Thursday, May 21, 2009

Dream Gardens

How fun to see and hear the first group's interpretation and manifestation of what a dream garden is to them.  You could see that a lot of heart and hard work went into each presentation and clearly we have all learned some important lessons by taking the class.  A couple of messages really stood out to me: gratitude vs. abundance (Elizabeth); do it anyway (Liza); remember edges and borders (Coleman/Janet); think big (Dion); work with what you have (Jenny); sometimes you have to throw your plans out the window (Rob); make it a community effort (Mark/Will). The messages/reminders that I hoped to communicate in my presentation were: know where you are, dreams can evolve.

Although this was the first of two classes more about what we've learned rather than about "instruction,"  there were certainly a couple of nuggets of information that I took home from Steve and Wendy: alfalfa is not a one season cover crop (deep roots); artichokes need to be divided every couple of years, and true Green Globes are best; apples are biennial; and, most importantly, my two new Santa Rosa Plums will not fruit unless I can bring in at lease a branch of another American (not European) plum like a Burbank.

We also talked about some good salvage resources: Heritage Salvage in Petaluma (www.heritagesalvage.com), Ohmega Salvage in Berkeley (www.ohmegasalvage.com), Building Resource in San Francisco (www.buildingresources.org).

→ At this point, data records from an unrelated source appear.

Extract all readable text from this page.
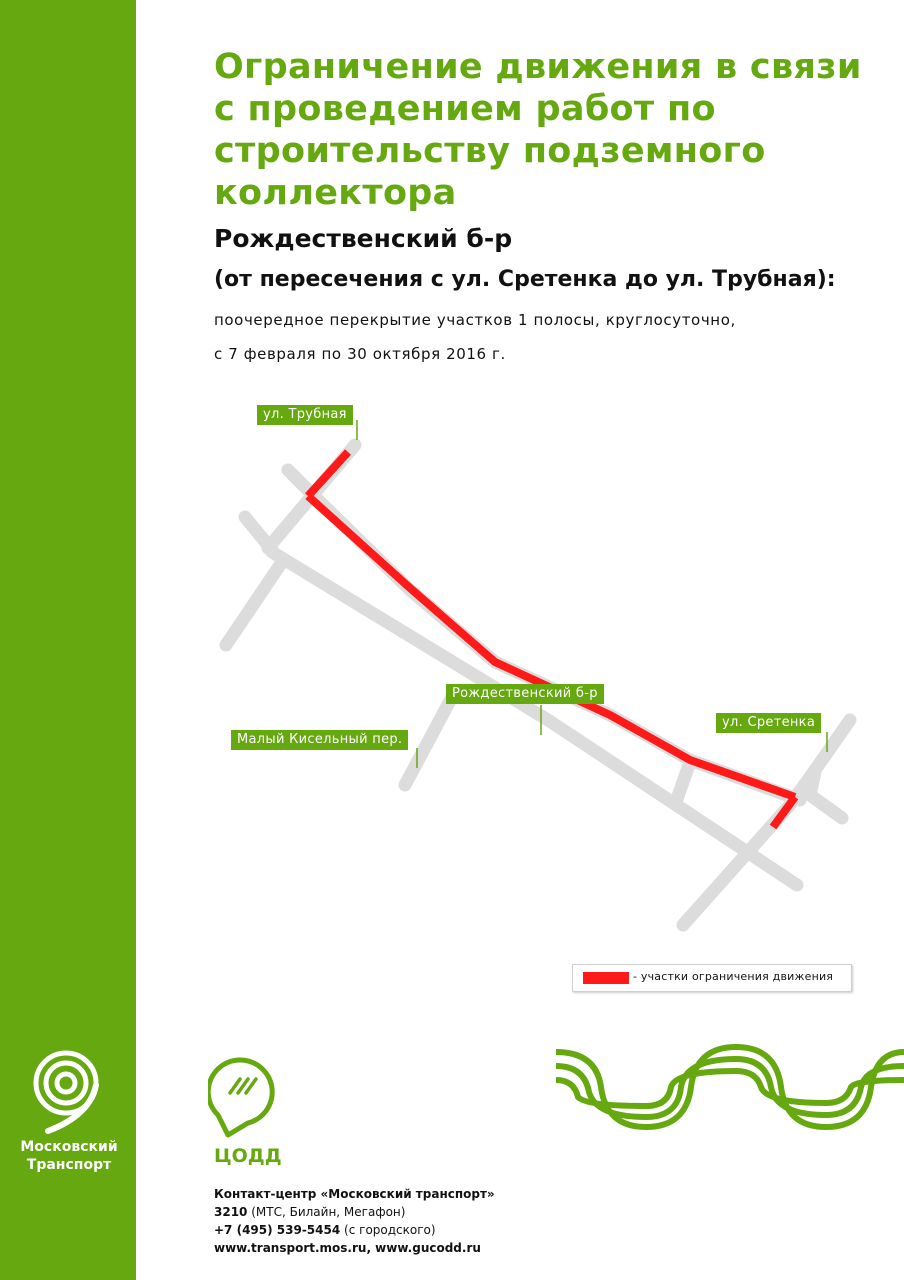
Московский
Транспорт
Ограничение движения в связи
с проведением работ по
строительству подземного
коллектора
Рождественский б-р
(от пересечения с ул. Сретенка до ул. Трубная):
поочередное перекрытие участков 1 полосы, круглосуточно,
с 7 февраля по 30 октября 2016 г.
ул. Трубная
Рождественский б-р
Малый Кисельный пер.
ул. Сретенка
- участки ограничения движения
ЦОДД
Контакт-центр «Московский транспорт»
3210 (МТС, Билайн, Мегафон)
+7 (495) 539-5454 (с городского)
www.transport.mos.ru, www.gucodd.ru
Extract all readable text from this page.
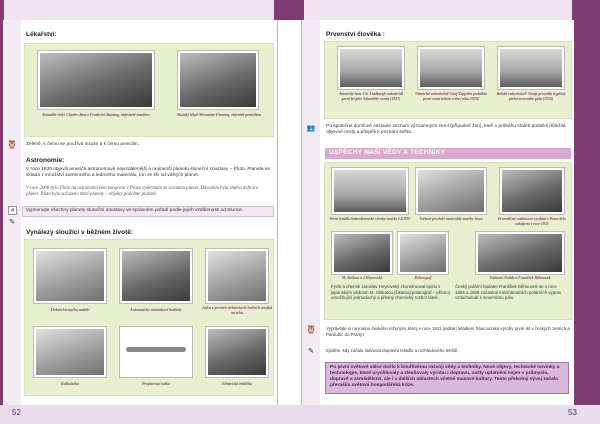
52	53
Lékařství:
Kanadští vědci Charles Best a Frederick Banting, objevitelé inzulinu	Skotský lékař Alexander Fleming, objevitel penicilinu
🦉 Zeleně, k čemu se používá inzulin a k čemu penicilin.
Astronomie:
V roce 1930 objevili američtí astronomové nejvzdálenější a nejmenší planetu sluneční soustavy – Pluto. Planeta se skládá z množství kamenného a ledového materiálu, tím se liší od velkých planet.
V roce 2006 bylo Pluto na astronomickém kongresu v Praze vyškrtnuto ze seznamu planet. Důvodem byla změna definice planet. Pluto bylo zařazeno mezi planety – objekty podobné planetě.
#	Vyjmenujte všechny planety sluneční soustavy ve správném pořadí podle jejich vzdálenosti od Slunce.
✎
Vynálezy sloužící v běžném životě:
Elektrická myčka nádobí	Automatické náramkové hodinky	Jeden z prvních elektrických holicích strojků na trhu
Kalkulačka	Propisovací tužka	Elektrická žehlička
Prvenství člověka :
Americký letec Ch. Lindbergh uskutečnil první let přes Atlantický oceán (1927)
Německá vzducholoď Graf Zeppelin podnikla první cestu kolem světa (roku 1929)
Italská vzducholoď Norge provedla úspěšný přelet severního pólu (1926)
👥 Po společné domluvě sestavte seznam významných zemí (případně žen), kteří v průběhu staletí podnikli důležitá objevné cesty a přispěli k poznání světa.
ÚSPĚCHY NAŠÍ VĚDY A TECHNIKY
První letadlo československé výroby značky LETOV	Světově proslulé motocykly značky Jawa	Prorodičné rozhlasové vysílání v Praze bylo zahájeno v roce 1923
M. Shikata a J.Heyrovský	Polarograf	Umberto Nobile a František Běhounek
Fyzik a chemik Jaroslav Heyrovský zkonstruoval spolu s japonským vědcem M. Shikatou [šikatou] polarograf – přístroj umožňující jednoduchý a přesný chemický rozbor látek.
Český polární badatel František Běhounek se v roce 1926 a 1928 zúčastnil mezinárodních polárních výprav vzducholodí s severnímu pólu.
🦉 Vyprávějte si na jméno českého inženýra, který v roce 1911 podnikl letadlem francouzské výroby první let v českých zemích a Pardubic do Prahy?
✎	Zjistěte, kdy začalo stavovat dopravní letadlo a rozhledového letiště.

Po první světové válce došlo k bouřlivému rozvoji vědy a techniky. Nové objevy, technické novinky a technologie, které urychlovaly a zlevňovaly výrobu i dopravu, našly uplatnění nejen v průmyslu, dopravě a zemědělství, ale i v dalších oblastech včetně masové kultury. Tento překotný vývoj začala přerušila světová hospodářská krize.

Some of us prolonged our second to last class, staying on for some "extra credit" work time planting zucchini, potatoes, peppers, scallions, basil and more lettuce, chard and bok choi.  You'd think we had no room left, but Steve remedied that by having us dig up many rows of our cover crops including quinoa and amaranth.  Oh well, easy come, easy go- see how unattached we've learned to be!